As mãos de Víctor Jara

Internacional

11 de Setembro de 1973. Avançava, Santiago adentro, o golpe militar fascista financiado pela CIA – e antecedido por um bloqueio económico – que levaria Augusto Pinochet ao poder. Ao longo dos 17 anos que se seguiram, muitos foram perseguidos, mortos, torturados, presos ou exilados, por se oporem à ditadura militar, fruto do famigerado Plano Condor, que se propôs, através da repressão, a desmantelar quaisquer tentativas de construção do socialismo, na América Central e do Sul, introduzindo ainda políticas de mercado livre cujas nefastas consequências se vêem ao longe.

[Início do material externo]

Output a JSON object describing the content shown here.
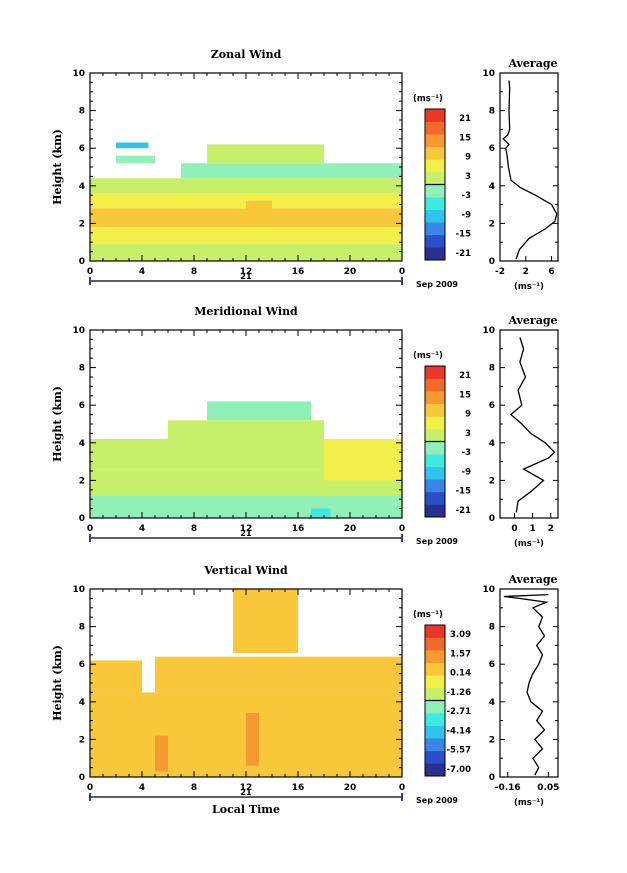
{
  "chart_data": [
    {
      "type": "heatmap",
      "title": "Zonal Wind",
      "xlabel": "",
      "ylabel": "Height (km)",
      "xlim": [
        0,
        24
      ],
      "ylim": [
        0,
        10
      ],
      "x_ticks": [
        "0",
        "4",
        "8",
        "12",
        "16",
        "20",
        "0"
      ],
      "y_ticks": [
        "0",
        "2",
        "4",
        "6",
        "8",
        "10"
      ],
      "day_label": "21",
      "date_label": "Sep 2009",
      "colorbar": {
        "unit": "(ms⁻¹)",
        "labels": [
          "21",
          "15",
          "9",
          "3",
          "-3",
          "-9",
          "-15",
          "-21"
        ],
        "range": [
          -24,
          24
        ]
      },
      "profile": {
        "title": "Average",
        "xlabel": "(ms⁻¹)",
        "x_ticks": [
          "-2",
          "2",
          "6"
        ],
        "xlim": [
          -2,
          7
        ],
        "points": [
          [
            0.5,
            0.1
          ],
          [
            1,
            0.6
          ],
          [
            2.5,
            1.2
          ],
          [
            5,
            1.7
          ],
          [
            6.5,
            2.1
          ],
          [
            6.8,
            2.5
          ],
          [
            6,
            3
          ],
          [
            3.5,
            3.5
          ],
          [
            1.2,
            3.9
          ],
          [
            -0.3,
            4.3
          ],
          [
            -0.7,
            5
          ],
          [
            -0.9,
            5.6
          ],
          [
            -1.1,
            6
          ],
          [
            -0.6,
            6.2
          ],
          [
            -1.5,
            6.5
          ],
          [
            -0.8,
            6.7
          ],
          [
            -0.5,
            7
          ],
          [
            -0.6,
            8
          ],
          [
            -0.5,
            9.2
          ],
          [
            -0.6,
            9.6
          ]
        ]
      },
      "cells": [
        {
          "t0": 0,
          "t1": 24,
          "h0": 0,
          "h1": 0.9,
          "v": 1.5
        },
        {
          "t0": 0,
          "t1": 24,
          "h0": 0.9,
          "h1": 1.8,
          "v": 5
        },
        {
          "t0": 0,
          "t1": 24,
          "h0": 1.8,
          "h1": 2.8,
          "v": 8
        },
        {
          "t0": 0,
          "t1": 24,
          "h0": 2.8,
          "h1": 3.6,
          "v": 5
        },
        {
          "t0": 0,
          "t1": 24,
          "h0": 3.6,
          "h1": 4.4,
          "v": 1.5
        },
        {
          "t0": 7,
          "t1": 24,
          "h0": 4.4,
          "h1": 5.2,
          "v": -1
        },
        {
          "t0": 9,
          "t1": 18,
          "h0": 5.2,
          "h1": 6.2,
          "v": 1
        },
        {
          "t0": 12,
          "t1": 14,
          "h0": 2,
          "h1": 3.2,
          "v": 10
        },
        {
          "t0": 2,
          "t1": 5,
          "h0": 5.2,
          "h1": 5.6,
          "v": -2
        },
        {
          "t0": 2,
          "t1": 4.5,
          "h0": 6,
          "h1": 6.3,
          "v": -9
        }
      ]
    },
    {
      "type": "heatmap",
      "title": "Meridional Wind",
      "xlabel": "",
      "ylabel": "Height (km)",
      "xlim": [
        0,
        24
      ],
      "ylim": [
        0,
        10
      ],
      "x_ticks": [
        "0",
        "4",
        "8",
        "12",
        "16",
        "20",
        "0"
      ],
      "y_ticks": [
        "0",
        "2",
        "4",
        "6",
        "8",
        "10"
      ],
      "day_label": "21",
      "date_label": "Sep 2009",
      "colorbar": {
        "unit": "(ms⁻¹)",
        "labels": [
          "21",
          "15",
          "9",
          "3",
          "-3",
          "-9",
          "-15",
          "-21"
        ],
        "range": [
          -24,
          24
        ]
      },
      "profile": {
        "title": "Average",
        "xlabel": "(ms⁻¹)",
        "x_ticks": [
          "0",
          "1",
          "2"
        ],
        "xlim": [
          -0.8,
          2.4
        ],
        "points": [
          [
            0.1,
            0.3
          ],
          [
            0.2,
            0.9
          ],
          [
            0.9,
            1.4
          ],
          [
            1.6,
            2
          ],
          [
            0.5,
            2.6
          ],
          [
            1.9,
            3.2
          ],
          [
            2.2,
            3.5
          ],
          [
            1.7,
            4
          ],
          [
            0.9,
            4.5
          ],
          [
            0.4,
            5
          ],
          [
            -0.2,
            5.5
          ],
          [
            0.4,
            6
          ],
          [
            0.2,
            6.8
          ],
          [
            0.6,
            7.5
          ],
          [
            0.3,
            8.3
          ],
          [
            0.5,
            9
          ],
          [
            0.3,
            9.6
          ]
        ]
      },
      "cells": [
        {
          "t0": 0,
          "t1": 24,
          "h0": 0,
          "h1": 1.2,
          "v": -2
        },
        {
          "t0": 0,
          "t1": 24,
          "h0": 1.2,
          "h1": 2.6,
          "v": 1
        },
        {
          "t0": 0,
          "t1": 24,
          "h0": 2.6,
          "h1": 4.2,
          "v": 2
        },
        {
          "t0": 6,
          "t1": 18,
          "h0": 4.2,
          "h1": 5.2,
          "v": 1
        },
        {
          "t0": 9,
          "t1": 17,
          "h0": 5.2,
          "h1": 6.2,
          "v": -0.5
        },
        {
          "t0": 18,
          "t1": 24,
          "h0": 2,
          "h1": 4.2,
          "v": 4
        },
        {
          "t0": 17,
          "t1": 18.5,
          "h0": 0,
          "h1": 0.5,
          "v": -8
        }
      ]
    },
    {
      "type": "heatmap",
      "title": "Vertical Wind",
      "xlabel": "Local Time",
      "ylabel": "Height (km)",
      "xlim": [
        0,
        24
      ],
      "ylim": [
        0,
        10
      ],
      "x_ticks": [
        "0",
        "4",
        "8",
        "12",
        "16",
        "20",
        "0"
      ],
      "y_ticks": [
        "0",
        "2",
        "4",
        "6",
        "8",
        "10"
      ],
      "day_label": "21",
      "date_label": "Sep 2009",
      "colorbar": {
        "unit": "(ms⁻¹)",
        "labels": [
          "3.09",
          "1.57",
          "0.14",
          "-1.26",
          "-2.71",
          "-4.14",
          "-5.57",
          "-7.00"
        ],
        "range": [
          -7.7,
          3.8
        ]
      },
      "profile": {
        "title": "Average",
        "xlabel": "(ms⁻¹)",
        "x_ticks": [
          "-0.16",
          "0.05"
        ],
        "xlim": [
          -0.2,
          0.1
        ],
        "points": [
          [
            -0.02,
            0.1
          ],
          [
            0,
            0.5
          ],
          [
            -0.03,
            1
          ],
          [
            0.02,
            1.5
          ],
          [
            -0.02,
            2
          ],
          [
            0.03,
            2.5
          ],
          [
            -0.01,
            3
          ],
          [
            0.02,
            3.5
          ],
          [
            -0.04,
            4
          ],
          [
            -0.06,
            4.5
          ],
          [
            -0.05,
            5
          ],
          [
            -0.03,
            5.5
          ],
          [
            0,
            6
          ],
          [
            0.02,
            6.5
          ],
          [
            -0.01,
            7
          ],
          [
            0.03,
            7.5
          ],
          [
            0,
            8
          ],
          [
            0.02,
            8.5
          ],
          [
            -0.03,
            9
          ],
          [
            0.04,
            9.3
          ],
          [
            -0.1,
            9.5
          ],
          [
            -0.18,
            9.6
          ],
          [
            0.05,
            9.7
          ]
        ]
      },
      "cells": [
        {
          "t0": 0,
          "t1": 24,
          "h0": 0,
          "h1": 4.5,
          "v": 0.14
        },
        {
          "t0": 5,
          "t1": 24,
          "h0": 4.5,
          "h1": 6.4,
          "v": 0.14
        },
        {
          "t0": 0,
          "t1": 4,
          "h0": 4.5,
          "h1": 6.2,
          "v": 0.14
        },
        {
          "t0": 11,
          "t1": 16,
          "h0": 6.6,
          "h1": 10,
          "v": 0.14
        },
        {
          "t0": 5,
          "t1": 6,
          "h0": 0.3,
          "h1": 2.2,
          "v": 1.4
        },
        {
          "t0": 12,
          "t1": 13,
          "h0": 0.6,
          "h1": 3.4,
          "v": 1.2
        }
      ]
    }
  ]
}
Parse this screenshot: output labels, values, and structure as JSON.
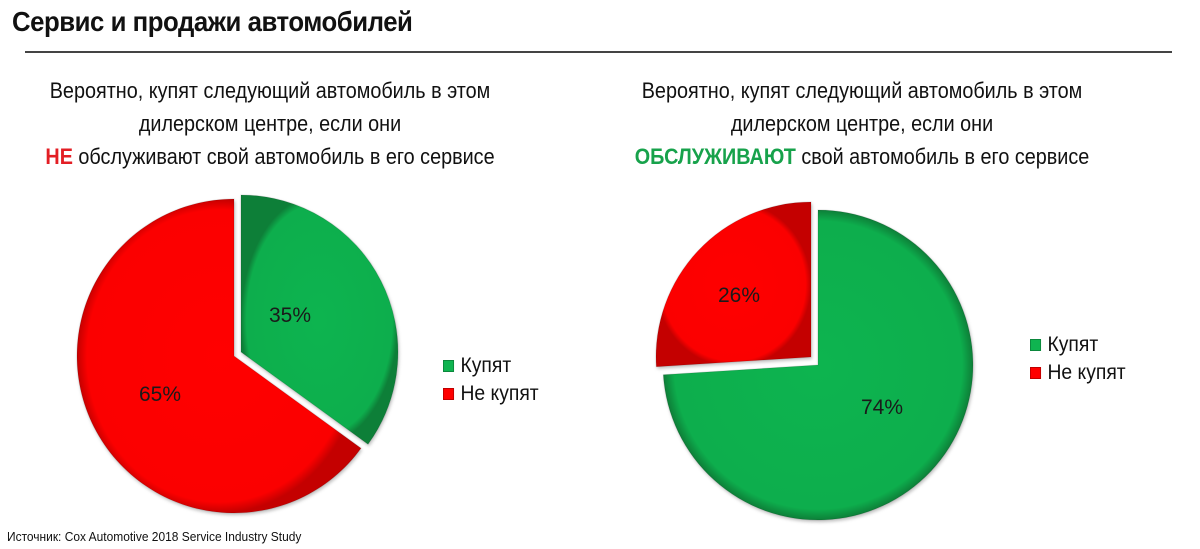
{
  "page": {
    "title": "Сервис и продажи автомобилей",
    "source": "Источник: Cox Automotive 2018 Service Industry Study"
  },
  "colors": {
    "buy": "#0fb450",
    "not_buy": "#ff0000",
    "highlight_red": "#e31e24",
    "highlight_green": "#17a24b"
  },
  "left_panel": {
    "subtitle_line1": "Вероятно, купят следующий автомобиль в этом",
    "subtitle_line2": "дилерском центре, если они",
    "subtitle_highlight": "НЕ",
    "subtitle_line3_rest": " обслуживают свой автомобиль в его сервисе",
    "labels": {
      "buy": "35%",
      "not_buy": "65%"
    },
    "legend": {
      "buy": "Купят",
      "not_buy": "Не купят"
    }
  },
  "right_panel": {
    "subtitle_line1": "Вероятно, купят следующий автомобиль в этом",
    "subtitle_line2": "дилерском центре, если они",
    "subtitle_highlight": "ОБСЛУЖИВАЮТ",
    "subtitle_line3_rest": " свой автомобиль в его сервисе",
    "labels": {
      "buy": "74%",
      "not_buy": "26%"
    },
    "legend": {
      "buy": "Купят",
      "not_buy": "Не купят"
    }
  },
  "chart_data": [
    {
      "type": "pie",
      "title": "Вероятно, купят следующий автомобиль в этом дилерском центре, если они НЕ обслуживают свой автомобиль в его сервисе",
      "categories": [
        "Купят",
        "Не купят"
      ],
      "values": [
        35,
        65
      ],
      "unit": "%",
      "colors": [
        "#0fb450",
        "#ff0000"
      ],
      "exploded": [
        "Купят"
      ],
      "legend_position": "right"
    },
    {
      "type": "pie",
      "title": "Вероятно, купят следующий автомобиль в этом дилерском центре, если они ОБСЛУЖИВАЮТ свой автомобиль в его сервисе",
      "categories": [
        "Купят",
        "Не купят"
      ],
      "values": [
        74,
        26
      ],
      "unit": "%",
      "colors": [
        "#0fb450",
        "#ff0000"
      ],
      "exploded": [
        "Не купят"
      ],
      "legend_position": "right"
    }
  ]
}
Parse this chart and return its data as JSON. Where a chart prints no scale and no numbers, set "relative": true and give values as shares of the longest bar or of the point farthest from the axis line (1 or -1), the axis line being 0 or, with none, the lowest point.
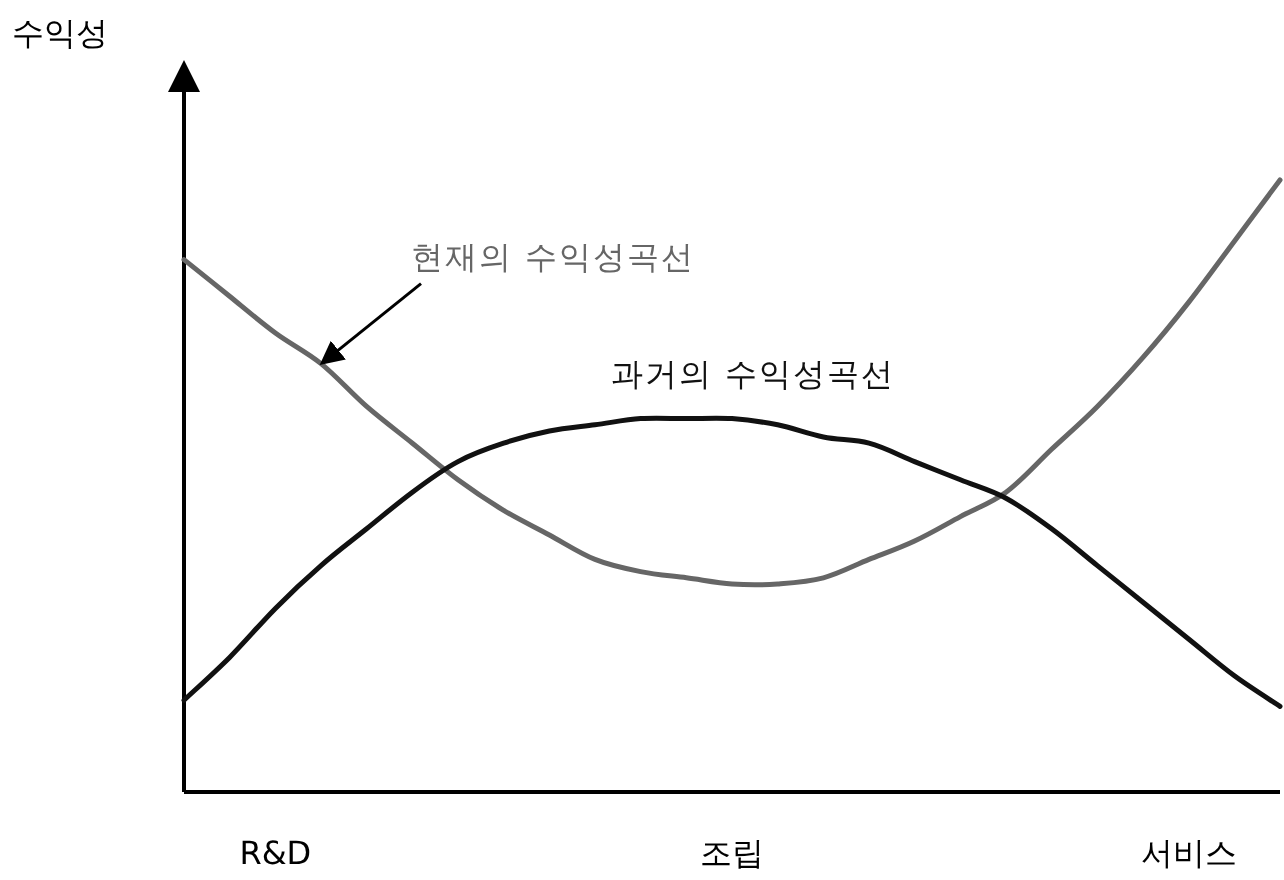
{
  "chart_data": {
    "type": "line",
    "relative": true,
    "ylabel": "수익성",
    "categories": [
      null,
      null,
      "R&D",
      null,
      null,
      null,
      null,
      null,
      null,
      null,
      null,
      null,
      "조립",
      null,
      null,
      null,
      null,
      null,
      null,
      null,
      null,
      null,
      "서비스",
      null,
      null
    ],
    "series": [
      {
        "name": "현재의 수익성곡선",
        "color": "#666666",
        "values": [
          0.87,
          0.81,
          0.75,
          0.7,
          0.63,
          0.57,
          0.51,
          0.46,
          0.42,
          0.38,
          0.36,
          0.35,
          0.34,
          0.34,
          0.35,
          0.38,
          0.41,
          0.45,
          0.49,
          0.56,
          0.63,
          0.71,
          0.8,
          0.9,
          1
        ]
      },
      {
        "name": "과거의 수익성곡선",
        "color": "#111111",
        "values": [
          0.15,
          0.22,
          0.3,
          0.37,
          0.43,
          0.49,
          0.54,
          0.57,
          0.59,
          0.6,
          0.61,
          0.61,
          0.61,
          0.6,
          0.58,
          0.57,
          0.54,
          0.51,
          0.48,
          0.43,
          0.37,
          0.31,
          0.25,
          0.19,
          0.14
        ]
      }
    ]
  }
}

Salvador Allende, democraticamente eleito, que encabeçava um processo transformador designado por “via chilena para o socialismo”, morre neste dia, durante o violento ataque ao Palácio La Moneda. O que sobra dos seus óculos é hoje um símbolo do sangrento golpe liderado por Pinochet. As suas últimas palavras são ainda um farol de firmeza: estava disposto a pagar com a vida a lealdade do povo. E pagou. Acreditava, pois, que não seria sacrificado em vão. “Sigan ustedes sabiendo que, mucho más temprano que tarde, de nuevo se abrirán las grandes alamedas por donde pase el hombre libre, para construir una sociedad mejor”.

Foi neste mesmo dia que Víctor Jara se despedira da sua esposa, Joan Jara, e pegara na guitarra que sempre havia, docemente, tocado a revolução, antes de rumar ao seu local de trabalho, a Universidade Técnica do Estado (actualmente, Universidade de Santiago do Chile), onde se encontraria com colegas e alunos. Juntos, decidiram passar lá a noite, resistindo às primeiras horas da ditadura que à força se impunha.

12 de Setembro de 1973. Logo pela manhã, as tropas golpistas invadem a UTE, detendo todos aqueles que lá se encontravam dentro. Entre os quais, Víctor Jara e a sua guitarra. Ao todo, seriam cerca de 600, que se haviam de juntar a milhares de outros resistentes, no antigo Estádio Chile, convertido num autêntico campo de concentração e tortura.

“A ese hijo de puta me lo traen para acá”, grunhe um militar, apontando para Jara, activo e destacado militante comunista. É aí que o cantor – e compositor e poeta e director de teatro e professor – é conduzido aos pontapés até ao mesmo, que começa, de imediato, a espancá-lo. Boris Navia, que assistiu a cada segundo, descreve como fora tremenda a fúria que o criminoso militar descarregara sobre Jara, golpeando-lhe o corpo e a cabeça, até quase lhe arrancar um olho à pancada. Descreve o som daquelas pesadas botas esmagando as costelas de Jara e como, doridas as mãos, recorre, enfim, à coronha da espingarda para mais facilmente lhe quebrar o crânio e o rosto. Descreve também o sorriso sereno que o bravo Víctor Jara mantivera o tempo todo e que mais atiçava o militar, o facho, incapaz de assimilar esse sorriso de quem se sabe, inquestionavelmente, do lado certo da história.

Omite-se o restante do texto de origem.